Electrodes are the solid surface at which fluid electrochemical reactions occur. The anode has a positive charge and attracts electrons, while the cathode has a negative charge and attracts the positive ions. By the exchange of electrons from the cathode to the anode, electrical current is established. Carbon can serve both an anode or cathode; however, in both applications, carbon is usually combined with other elements to increase conductivity.
In organic chemistry, carbon is often thought of in its hydrocarbon molecules, the key compounds of living and previously living matter. Electrochemists think of carbon in its solid states of graphite and similar, almost pure carbon forms. Carbon bonded almost exclusively to other carbon atoms achieves a high degree of delocalized electrons that make it a good conductor. A carbon anode is a favored choice in electrochemistry for other reasons including non-toxicity, low cost, and flexibility.
The first use of carbon as a cathodic material was demonstrated in 1792 when graphite successfully replaced metals in some experimental early batteries. In a battery, energy is stored in the electrochemical potential of the reactants and released as necessary.
Electronic capacitors made of carbon store electrical charge between double carbon electrodes of immense surface area. One side of the double layer acts as a carbon cathode and the other as a carbon anode.
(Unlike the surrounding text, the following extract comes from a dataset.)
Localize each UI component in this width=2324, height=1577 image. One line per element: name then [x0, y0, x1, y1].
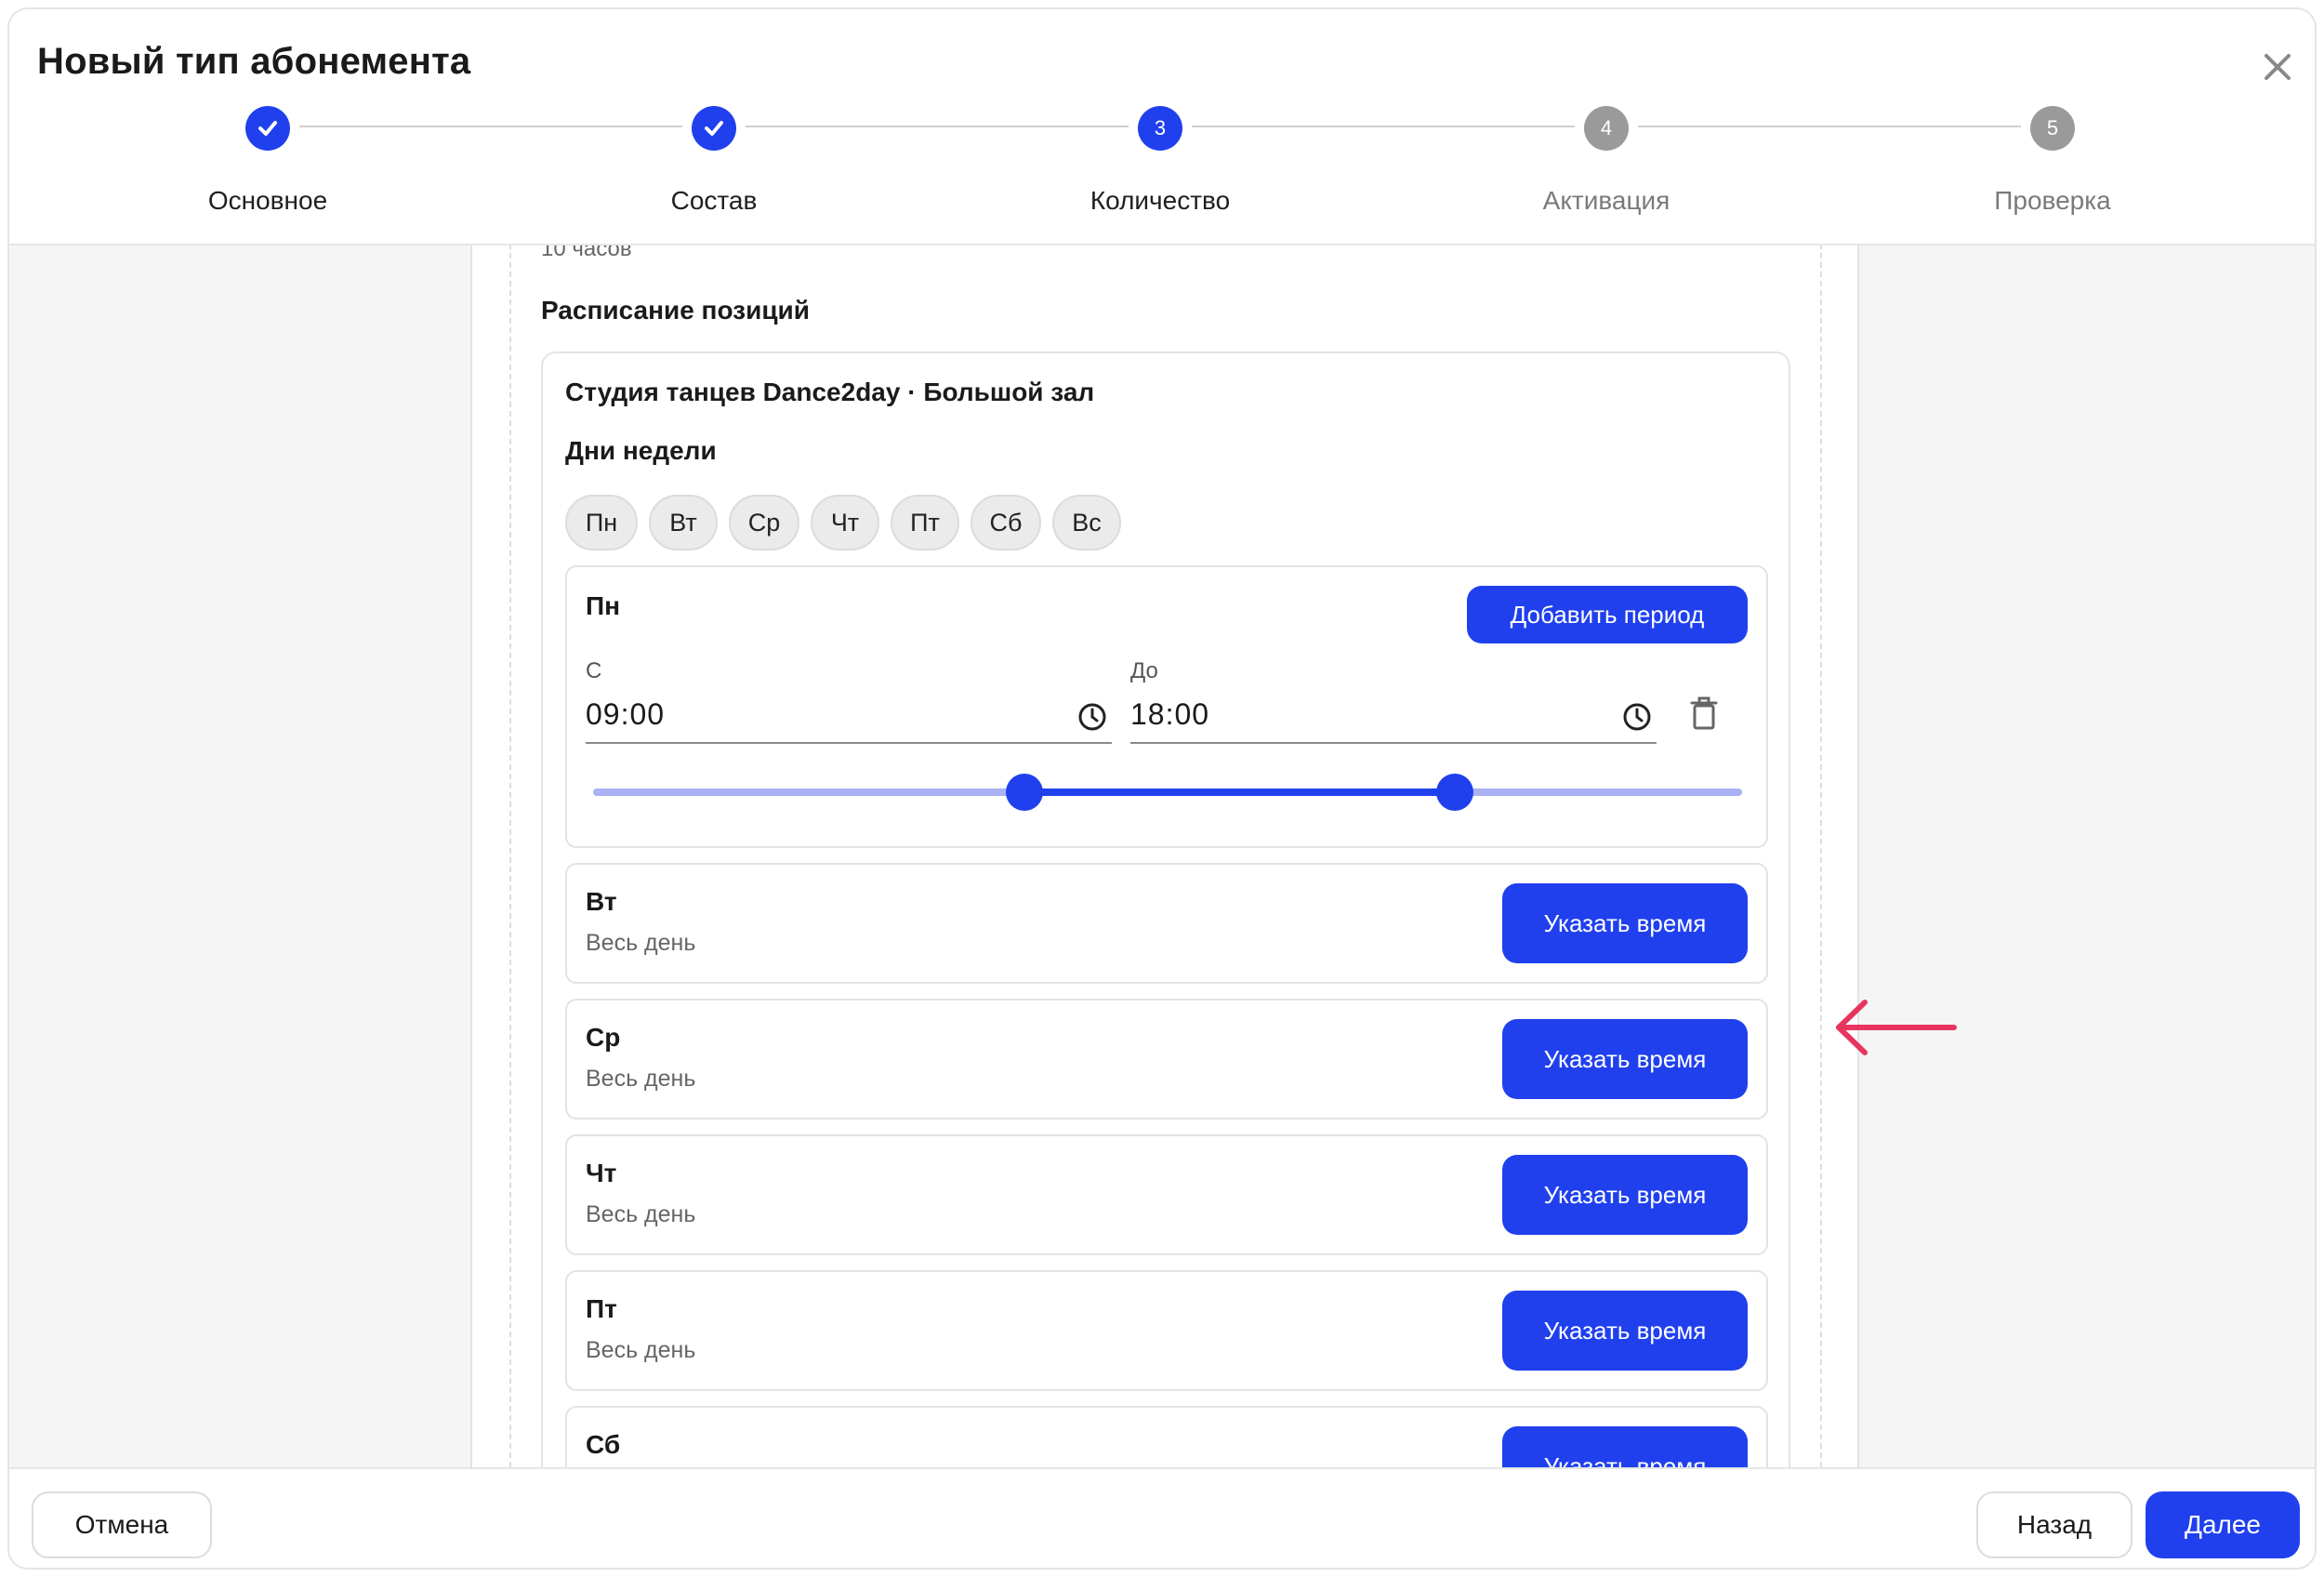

The positively charged ions cling to the cathodic side, and negatively charges cling to the anodic side. When discharged, electrons are released to the circuit.
A molded carbon anode made from artificial graphite is used in the large-scale production of chlorine, aluminum, and silicon. Production of calcium carbide, yellow phosphorus, and ferroalloys uses carbon anodes. These processes require energy. The carbon anode is gradually consumed in the process, losing carbon as carbon dioxide. The anodes lose efficiency as they degrade, prompting the use of metal oxide anodes in modern chlorine manufacturing plants.
In fuel cells, electricity is drawn directly from the anode of the electrochemical reaction — a very efficient conversion when compared to energy generated indirectly through combustion of fuels to drive mechanical equipment. The fuel is usually hydrogen gas, and the oxidant is oxygen from the air. The anode-electrolyte mix-cathode cell is very thin and is packaged in blocks of more than 400 cells arranged in series. The carbon anode performs an electrochemical function, but also serves as a way to disperse expensive metallic catalysts.